The Sunflower Kid nodded.
“Roxie is too, and y’all don’t need to.”
“I want to help.”
“That’s mighty kind of you.”
“As long as Watermelon and Strawberry can come.”
Sterling shook his head, a smirk forming on his face. “Watermelon for sure; I don’t know about Strawberry. We’re going to see what happens here in Deseret. Strawberry may be in a heap of trouble once we reach the Terminal, considering it is technically selling its people out. Well, aliens, not people. But you know what I’m saying. What’s the plan?” he called over to the Chronicler. Sterling was enjoying his moment with the Sunflower Kid, but knew that they needed to move on, that Zephyr awaited them.
She was a unique woman, Zephyr, one that was well-versed in playing both sides. This was likely why she had headed to Albuquerque after their group had disbanded three years ago; Sterling wouldn’t put it past the aeromancer to have gotten involved in a number of things that were as shifty as a coyote once she had established herself in Duke City. It was her style, who she was, and as long as they kept an eye on her, having her around was useful. And not just for a good breeze once the day got hot.

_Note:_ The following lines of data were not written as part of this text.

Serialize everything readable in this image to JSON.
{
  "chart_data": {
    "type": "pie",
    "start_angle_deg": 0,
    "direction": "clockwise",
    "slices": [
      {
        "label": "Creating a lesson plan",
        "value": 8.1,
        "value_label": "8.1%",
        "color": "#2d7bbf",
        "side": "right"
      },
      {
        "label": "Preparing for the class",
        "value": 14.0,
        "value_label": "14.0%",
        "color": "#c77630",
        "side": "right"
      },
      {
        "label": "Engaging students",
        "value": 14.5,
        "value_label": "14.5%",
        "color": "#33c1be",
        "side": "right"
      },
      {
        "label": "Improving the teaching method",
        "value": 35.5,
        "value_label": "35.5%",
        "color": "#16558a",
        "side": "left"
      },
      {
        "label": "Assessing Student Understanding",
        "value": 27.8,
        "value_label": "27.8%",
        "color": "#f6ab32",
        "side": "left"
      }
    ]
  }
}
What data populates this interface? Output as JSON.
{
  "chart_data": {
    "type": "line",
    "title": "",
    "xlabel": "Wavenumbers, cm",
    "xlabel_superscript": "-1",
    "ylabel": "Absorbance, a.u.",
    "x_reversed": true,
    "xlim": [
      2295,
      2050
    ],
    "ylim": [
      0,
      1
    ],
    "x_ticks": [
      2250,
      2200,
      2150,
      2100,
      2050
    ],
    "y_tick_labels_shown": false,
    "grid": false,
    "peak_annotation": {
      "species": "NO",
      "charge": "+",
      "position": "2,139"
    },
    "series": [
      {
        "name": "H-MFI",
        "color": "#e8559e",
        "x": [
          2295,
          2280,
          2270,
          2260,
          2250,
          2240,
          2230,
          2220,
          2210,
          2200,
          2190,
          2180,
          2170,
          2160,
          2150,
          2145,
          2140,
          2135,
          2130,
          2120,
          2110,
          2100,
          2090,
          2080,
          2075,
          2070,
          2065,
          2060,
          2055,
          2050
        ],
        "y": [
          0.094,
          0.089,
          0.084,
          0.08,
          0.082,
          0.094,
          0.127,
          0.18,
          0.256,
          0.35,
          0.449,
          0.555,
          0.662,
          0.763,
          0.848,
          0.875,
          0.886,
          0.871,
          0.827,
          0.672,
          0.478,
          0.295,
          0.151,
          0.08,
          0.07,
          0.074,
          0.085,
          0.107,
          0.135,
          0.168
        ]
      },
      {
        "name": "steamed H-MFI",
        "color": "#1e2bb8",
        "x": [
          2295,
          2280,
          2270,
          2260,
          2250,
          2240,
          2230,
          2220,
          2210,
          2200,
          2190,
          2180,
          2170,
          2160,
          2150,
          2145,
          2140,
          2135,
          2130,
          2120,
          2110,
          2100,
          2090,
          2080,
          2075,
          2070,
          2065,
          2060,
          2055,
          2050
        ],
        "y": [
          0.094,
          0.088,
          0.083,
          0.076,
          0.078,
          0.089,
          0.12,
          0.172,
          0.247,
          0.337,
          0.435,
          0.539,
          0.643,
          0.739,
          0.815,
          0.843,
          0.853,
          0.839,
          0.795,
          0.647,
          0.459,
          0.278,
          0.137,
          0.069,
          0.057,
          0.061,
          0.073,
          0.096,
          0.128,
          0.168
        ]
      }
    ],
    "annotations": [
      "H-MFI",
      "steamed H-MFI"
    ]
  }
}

Sterling had seen Zephyr send an opponent flying six or seven hundred feet up into the air. Her cyclone powers could whip a tree out of the ground, and he wondered if there were more ways that she could work with not only the Sunflower Kid, but Paco, some kind of heat tornado of sorts, an idea he had gathered from the fight with the aeromancer outside of Saltair.
But getting to her was going to be an issue.
Sterling had a feeling that they weren’t going to be able to just waltz right into Morgan and demand to see her. Likely, she was in some kind of compound living it up, probably with servants considering the way that she was able to manipulate people. While not quite like the Oracle—she wasn’t able to read anyone’s mind or control their thoughts—Zephyr did have a way about her, the aeromancer with a bubbly personality that hid her cunning nature.